Campus Cops Fail (Again) To Deliver Justice In Sexual Assault Cases

Photo: Robert Judges/REX USA.
Disturbing news keeps coming out of the Vanderbilt University assault case. Four football players were accused of a 2013 gang-rape of an unconscious classmate, and two of them — Cory Batey and Brandon Vandenburg, both 21 — were recently convicted for their role in it. The men allegedly raped a passed-out student in a school dorm and filmed it. Recently leaked footage shows the former students lugging the unconscious woman down a hallway, “laughing as they photograph her and remove articles of her clothing.”

Perhaps worse? A year before Batey and Vandenburg were convicted, campus officials stated that there wasn’t enough evidence to prove that “non-consensual sexual intercourse” had taken place. It's a disturbing, but all too common trend: The vast majority of college assaults are only reported to on-campus cops or school officials — which makes it extremely unlikely that the survivors will see justice.

The Vanderbilt case did end up in the proper legal system. Now, two students have been convicted and face decades in jail. The other two are facing trial, and the U.S. Department of Education's Office of Civil Rights is investigating the school for its failure to take action.  

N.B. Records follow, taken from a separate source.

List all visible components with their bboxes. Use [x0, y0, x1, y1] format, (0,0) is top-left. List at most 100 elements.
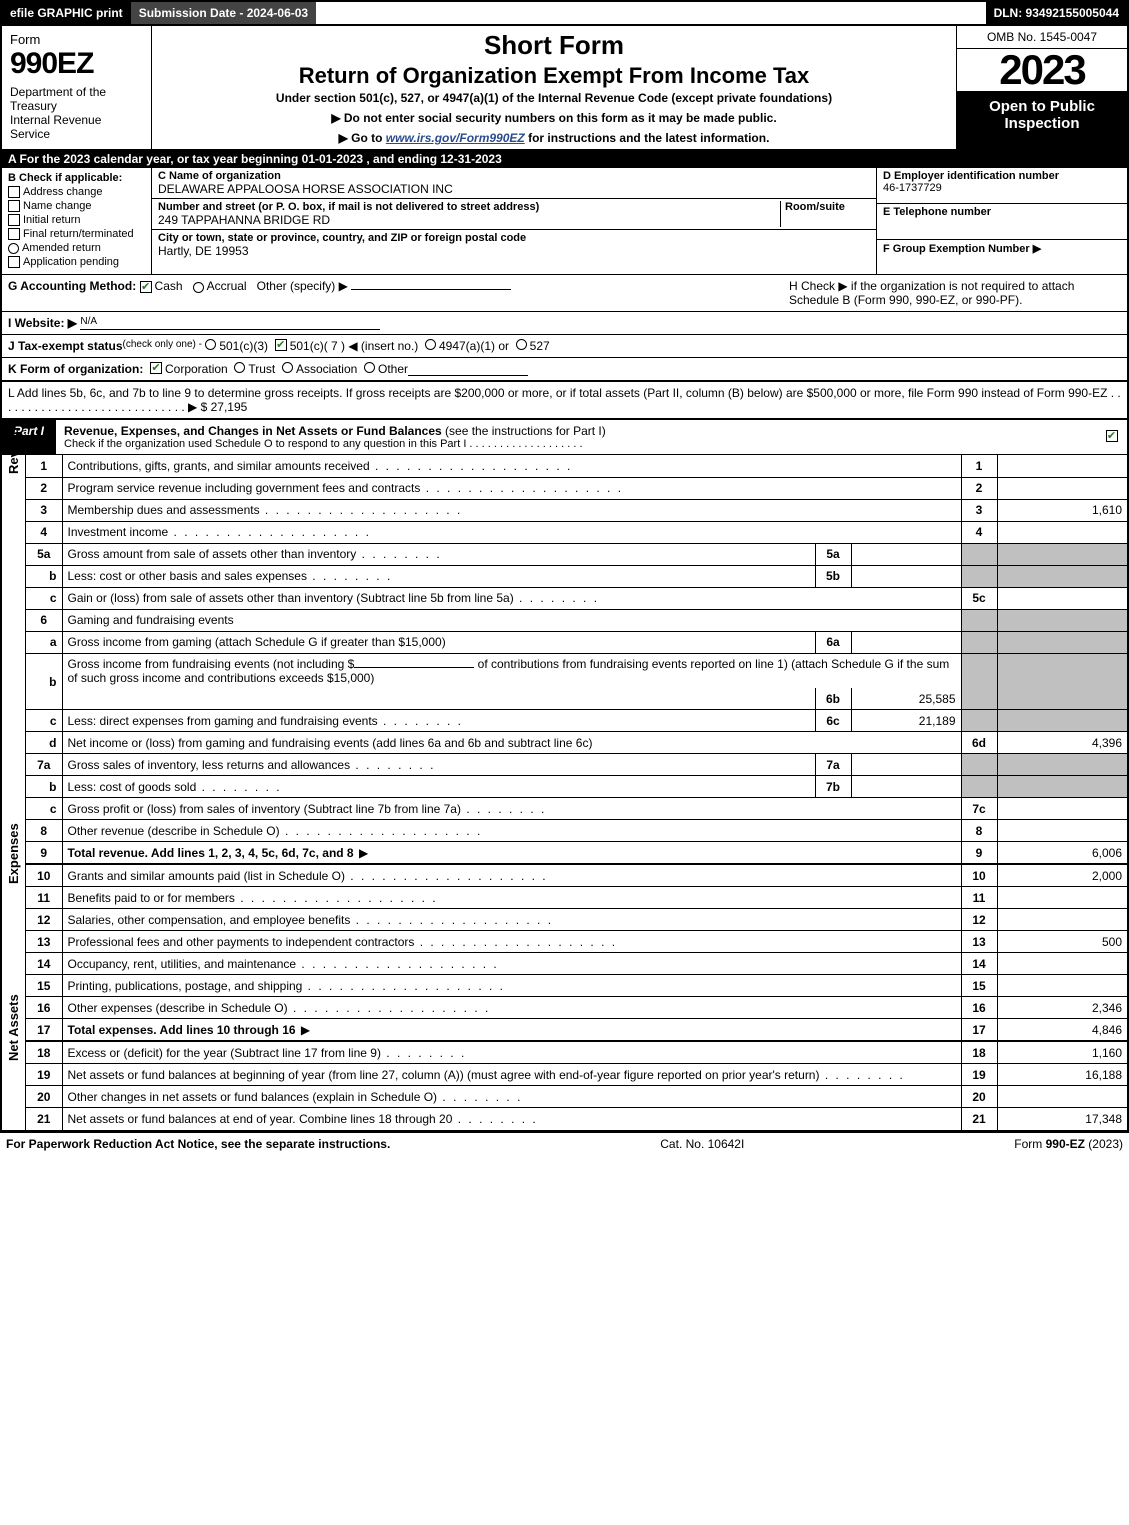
expenses-wrap: Expenses 10Grants and similar amounts pa… — [0, 865, 1129, 1042]
form-header: Form 990EZ Department of the Treasury In… — [0, 26, 1129, 150]
j-o2: 501(c)( 7 ) ◀ (insert no.) — [290, 339, 419, 353]
line-6c: cLess: direct expenses from gaming and f… — [26, 710, 1127, 732]
line-12: 12Salaries, other compensation, and empl… — [26, 909, 1127, 931]
line-9: 9Total revenue. Add lines 1, 2, 3, 4, 5c… — [26, 842, 1127, 864]
org-name-sect: C Name of organization DELAWARE APPALOOS… — [152, 168, 876, 199]
line-6b: bGross income from fundraising events (n… — [26, 653, 1127, 688]
chk-trust[interactable] — [234, 362, 245, 373]
line-10: 10Grants and similar amounts paid (list … — [26, 865, 1127, 887]
line-16: 16Other expenses (describe in Schedule O… — [26, 997, 1127, 1019]
part-i-desc: Revenue, Expenses, and Changes in Net As… — [56, 420, 1099, 454]
tel-lbl: E Telephone number — [883, 206, 991, 218]
line-7c: cGross profit or (loss) from sales of in… — [26, 798, 1127, 820]
line-5a: 5aGross amount from sale of assets other… — [26, 543, 1127, 565]
chk-assoc[interactable] — [282, 362, 293, 373]
chk-amended[interactable]: Amended return — [8, 242, 145, 254]
line-8: 8Other revenue (describe in Schedule O)8 — [26, 820, 1127, 842]
city-sect: City or town, state or province, country… — [152, 230, 876, 260]
website-val: N/A — [80, 316, 380, 330]
open-inspection: Open to Public Inspection — [957, 92, 1127, 149]
line-6: 6Gaming and fundraising events — [26, 609, 1127, 631]
grp-lbl: F Group Exemption Number ▶ — [883, 243, 1041, 255]
i-label: I Website: ▶ — [8, 316, 77, 330]
line-6a: aGross income from gaming (attach Schedu… — [26, 631, 1127, 653]
chk-501c3[interactable] — [205, 339, 216, 350]
topbar-spacer — [316, 2, 985, 24]
chk-527[interactable] — [516, 339, 527, 350]
addr-lbl: Number and street (or P. O. box, if mail… — [158, 201, 539, 213]
irs-link[interactable]: www.irs.gov/Form990EZ — [386, 131, 525, 145]
part-i-title-sub: (see the instructions for Part I) — [445, 424, 606, 438]
header-left: Form 990EZ Department of the Treasury In… — [2, 26, 152, 149]
title-return: Return of Organization Exempt From Incom… — [160, 63, 948, 89]
chk-corp[interactable] — [150, 362, 162, 374]
row-i: I Website: ▶ N/A — [0, 312, 1129, 335]
k-o2: Trust — [248, 362, 275, 376]
ein-lbl: D Employer identification number — [883, 170, 1059, 182]
chk-pending[interactable]: Application pending — [8, 256, 145, 268]
line-6d: dNet income or (loss) from gaming and fu… — [26, 732, 1127, 754]
form-number: 990EZ — [10, 47, 143, 81]
subtitle: Under section 501(c), 527, or 4947(a)(1)… — [160, 91, 948, 105]
box-b: B Check if applicable: Address change Na… — [2, 168, 152, 274]
k-label: K Form of organization: — [8, 362, 143, 376]
chk-other-org[interactable] — [364, 362, 375, 373]
efile-label[interactable]: efile GRAPHIC print — [2, 2, 131, 24]
revenue-wrap: Revenue 1Contributions, gifts, grants, a… — [0, 455, 1129, 865]
note-goto: ▶ Go to www.irs.gov/Form990EZ for instru… — [160, 131, 948, 145]
revenue-table: 1Contributions, gifts, grants, and simil… — [26, 455, 1127, 865]
ein-sect: D Employer identification number 46-1737… — [877, 168, 1127, 204]
line-17: 17Total expenses. Add lines 10 through 1… — [26, 1019, 1127, 1041]
footer-right: Form 990-EZ (2023) — [1014, 1137, 1123, 1151]
netassets-table: 18Excess or (deficit) for the year (Subt… — [26, 1042, 1127, 1130]
line-15: 15Printing, publications, postage, and s… — [26, 975, 1127, 997]
page-footer: For Paperwork Reduction Act Notice, see … — [0, 1132, 1129, 1155]
dept-label: Department of the Treasury Internal Reve… — [10, 85, 143, 141]
line-11: 11Benefits paid to or for members11 — [26, 887, 1127, 909]
line-20: 20Other changes in net assets or fund ba… — [26, 1086, 1127, 1108]
note-ssn: ▶ Do not enter social security numbers o… — [160, 111, 948, 125]
chk-501c[interactable] — [275, 339, 287, 351]
row-l: L Add lines 5b, 6c, and 7b to line 9 to … — [0, 381, 1129, 420]
info-block: B Check if applicable: Address change Na… — [0, 168, 1129, 275]
room-lbl: Room/suite — [785, 201, 845, 213]
chk-4947[interactable] — [425, 339, 436, 350]
j-o4: 527 — [530, 339, 550, 353]
org-name: DELAWARE APPALOOSA HORSE ASSOCIATION INC — [158, 182, 453, 196]
addr-val: 249 TAPPAHANNA BRIDGE RD — [158, 213, 330, 227]
chk-accrual[interactable] — [193, 282, 204, 293]
box-def: D Employer identification number 46-1737… — [877, 168, 1127, 274]
j-o3: 4947(a)(1) or — [439, 339, 509, 353]
revenue-sidebar: Revenue — [2, 455, 26, 865]
org-name-lbl: C Name of organization — [158, 170, 281, 182]
part-i-check-note: Check if the organization used Schedule … — [64, 438, 1091, 450]
tax-year: 2023 — [957, 49, 1127, 92]
chk-final[interactable]: Final return/terminated — [8, 228, 145, 240]
k-o1: Corporation — [165, 362, 228, 376]
chk-initial[interactable]: Initial return — [8, 214, 145, 226]
footer-mid: Cat. No. 10642I — [660, 1137, 744, 1151]
other-line — [351, 289, 511, 290]
part-i-title: Revenue, Expenses, and Changes in Net As… — [64, 424, 442, 438]
line-2: 2Program service revenue including gover… — [26, 477, 1127, 499]
top-bar: efile GRAPHIC print Submission Date - 20… — [0, 0, 1129, 26]
box-h: H Check ▶ if the organization is not req… — [781, 279, 1121, 307]
line-5c: cGain or (loss) from sale of assets othe… — [26, 587, 1127, 609]
chk-name[interactable]: Name change — [8, 200, 145, 212]
chk-cash[interactable] — [140, 281, 152, 293]
addr-sect: Number and street (or P. O. box, if mail… — [152, 199, 876, 230]
box-b-label: B Check if applicable: — [8, 172, 145, 184]
part-i-endcheck[interactable] — [1099, 420, 1127, 454]
line-7a: 7aGross sales of inventory, less returns… — [26, 754, 1127, 776]
g-label: G Accounting Method: — [8, 279, 136, 293]
line-18: 18Excess or (deficit) for the year (Subt… — [26, 1042, 1127, 1064]
line-21: 21Net assets or fund balances at end of … — [26, 1108, 1127, 1130]
header-mid: Short Form Return of Organization Exempt… — [152, 26, 957, 149]
ein-val: 46-1737729 — [883, 182, 942, 194]
row-a-tax-year: A For the 2023 calendar year, or tax yea… — [0, 150, 1129, 168]
goto-pre: ▶ Go to — [339, 131, 386, 145]
header-right: OMB No. 1545-0047 2023 Open to Public In… — [957, 26, 1127, 149]
netassets-sidebar: Net Assets — [2, 1042, 26, 1130]
k-other-line — [408, 362, 528, 376]
chk-address[interactable]: Address change — [8, 186, 145, 198]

The way Vanderbilt officials handled — or didn’t handle — the case is, sadly, far from unique: Just 20% of college rapes are reported to the police. Lauren Chief Elk, activist and founder of the Save Wiyabi Project, says the failure of campus cops is sadly not surprising. “It's so sad and such a mess, and unfortunately not outside of the norm, especially with campus violence.”

The headlines are full of recent examples of campus cops' attempts at handling assault gone wrong.

At the University of Virginia, an alleged gang-rape survivor’s testimony was ultimately discarded by the court of public opinion after November’s Rolling Stone disaster. In that case, she had reported it to the school dean, but not the cops.

At the University of North Carolina, Landen Gambill, who told us her story this fall, was dissuaded from going to police by campus officials, who told her it would prevent an on-campus investigation (that's wrong). 

In 2013, an anonymous student at the University of Southern California claimed that, after she called campus police to report being raped, the officers told her that what had happened to her wasn’t a crime because her alleged attacker didn’t orgasm (yes, you read that correctly). The campus cops reportedly concluded, "Even though his penis penetrated your vagina, because he stopped, it was not a crime." The school was slapped with a federal investigation for its failures to adequately deal with on-campus sexual assaults.

Then, there was Emma Sulkowicz, a Columbia University student who says she was raped in her dorm room the first night of her second year at college. Sulkowicz turned her rage about the incident into a performance-art piece, "Mattress Performance: Carry That Weight," in which she and other students carried a mattress around Columbia’s campus as a way to pressure her alleged assailant into leaving school (either by university measures or on his own). Two other women reported being assaulted by the same student, and alarmingly, he’s still at Columbia after being cleared in all the cases.

Chief Elk points out that, just because campus justice often fails, it doesn't mean the local police are a perfect solution: "There are many reasons victims don't report to law enforcement, as they often disbelieve and re-victimize those who report. We also have an astronomical rape-kit backlog, we criminalize victims, and police sexual violence is its own national emergency.” But, local police may still be the better option.

year-long study conducted by the Center for Public Integrity determined that “students found ‘responsible’ for sexual assaults on campus often face little or no punishment from school judicial systems.” Maybe this inaction in the face of such a sweeping problem — remember that one-in-five statistic? — shouldn’t be surprising, given America’s astoundingly active rape culture. The undercurrent of denial can feel, at times, impermeably strong. 

Many students at Vanderbilt weren’t even aware of the rape when the convictions were handed down, and bystanders at the scene of the attack reportedly didn’t do anything to intervene (or call police). 

“The safety and security of our students is Vanderbilt’s top priority,” said Beth Fortune, the vice chancellor for public affairs, in the school’s sole statement about the players’ convictions. “Sexual violence will never be tolerated.”

But, at many colleges, it seems that it will. What needs to change, STAT, are the rape laws themselves. As Northwestern law professor Deborah Tuerkheimer notes in The New York Times, in a majority of states, “rape is still defined as requiring physical force” — the notion of date or acquaintance rape is apparently not even on the table. Of course, reporting sexual assaults to police isn’t infallible, either: As Chief Elk noted, various police departments have their own histories of sexual violence, and not every woman’s account is handled properly by law enforcement or the courts. But, a crime is a crime, and rape must be treated like one, no matter where — or by whom — it is perpetrated.